Today’s Biz Ladies profile features the amazing founder of Sweet Paul Magazine, Paul Lowe Einlyng. Paul’s path to the magazine industry started with a successful career as a craft and food stylist. After some encouragement from friends and colleagues, Paul decided to launch the quarterly lifestyle magazine with the goal of producing content that “readers could use to sweeten their everyday life.” Well today Paul is helping to sweeten our day by sharing a bit about his personal business journey. Thank you, Paul, for offering this glimpse into your career journey! — Stephanie
Read the full interview after the jump . . .
Why did you decide to start your own business?

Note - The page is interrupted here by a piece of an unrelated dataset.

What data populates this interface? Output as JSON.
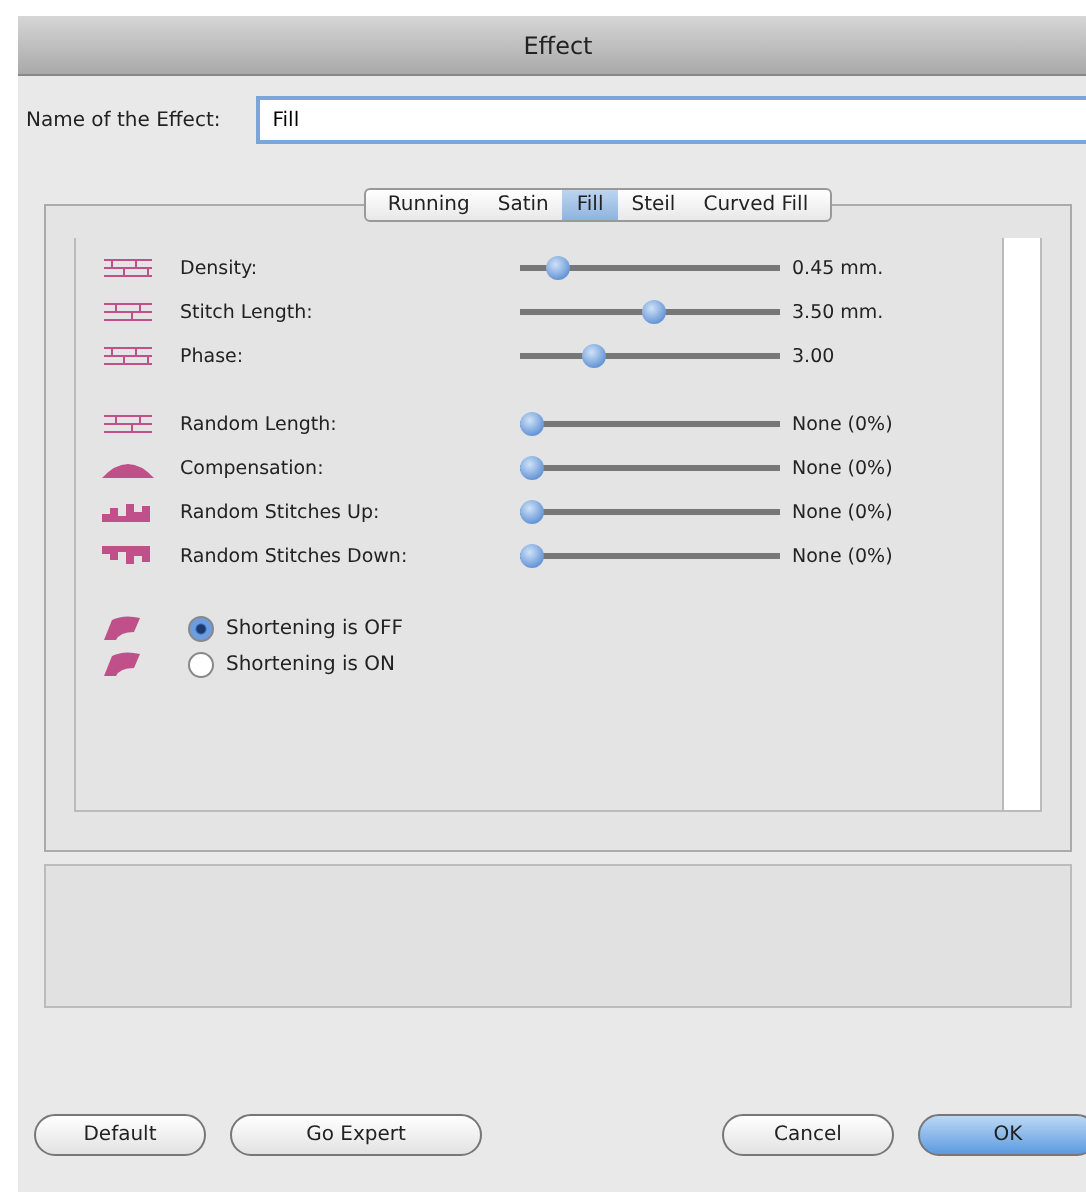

I have owned my own businesses since I was 17 and dropped out of high school. My first venture was a vintage clothing store that only sold party wear from before 1950 called Pantalon. Since then, I’ve had flower shops, and for 20 years now my own business as a freelance stylist.
My only steady job was two months at Laura Ashley in my early 20s. I had to quit after two months because I just couldn’t take all the pink.
When you first decided to start your own business, how did you define what your business would be?
For me it was easy. I was a food and prop stylist, and that was what my business would be. Then I decided to start Sweet Paul Magazine. I started the week they folded Gourmet, refusing to believe that magazines were dead.
What was the best piece of business advice you were given when you were starting off?
Slow down with your money! It’s so easy to overspend when money comes in. You have to remember taxes and other bills.
What was the most difficult part of starting your business?
I have to say starting the magazine was really easy since I had such a clear idea of what it was and who I wanted to work with. Later came more difficult parts, when I had to deal with printers, vendors, the US Post Office, etc.
Can you name the biggest lesson you’ve learned in running a business?
Double-check everything! It’s so easy to make mistakes, and they can be very costly.
Can you name a moment of failure in your business experiences?
Forgetting some major expenses in printing. I learned my lesson now: double-check everything.
Can you name your greatest success in your business experiences?
That I started a magazine that went the opposite way than a lot of other magazines at the time. We started online and went to print. As magazines now fight to get online attention, we already have it. I’m very proud of that.
What business books/resources (if any) would you recommend to someone starting a creative business of their own?
I didn’t use any books. I used friends who own businesses, invited them to dinner and picked their brains. It’s 100% better than a book.
In your opinion, what are the top three things someone should consider before starting their own business?
1. Money. Money will not come in right away. Can you afford that?
2. Long hours. Working for yourself means long hours. Your bf/gf or wife/husband will totally complain.
3. Do you have the stomach? Sometimes you gotta make some heavy decisions that involve people, even friends. It’s not always fun.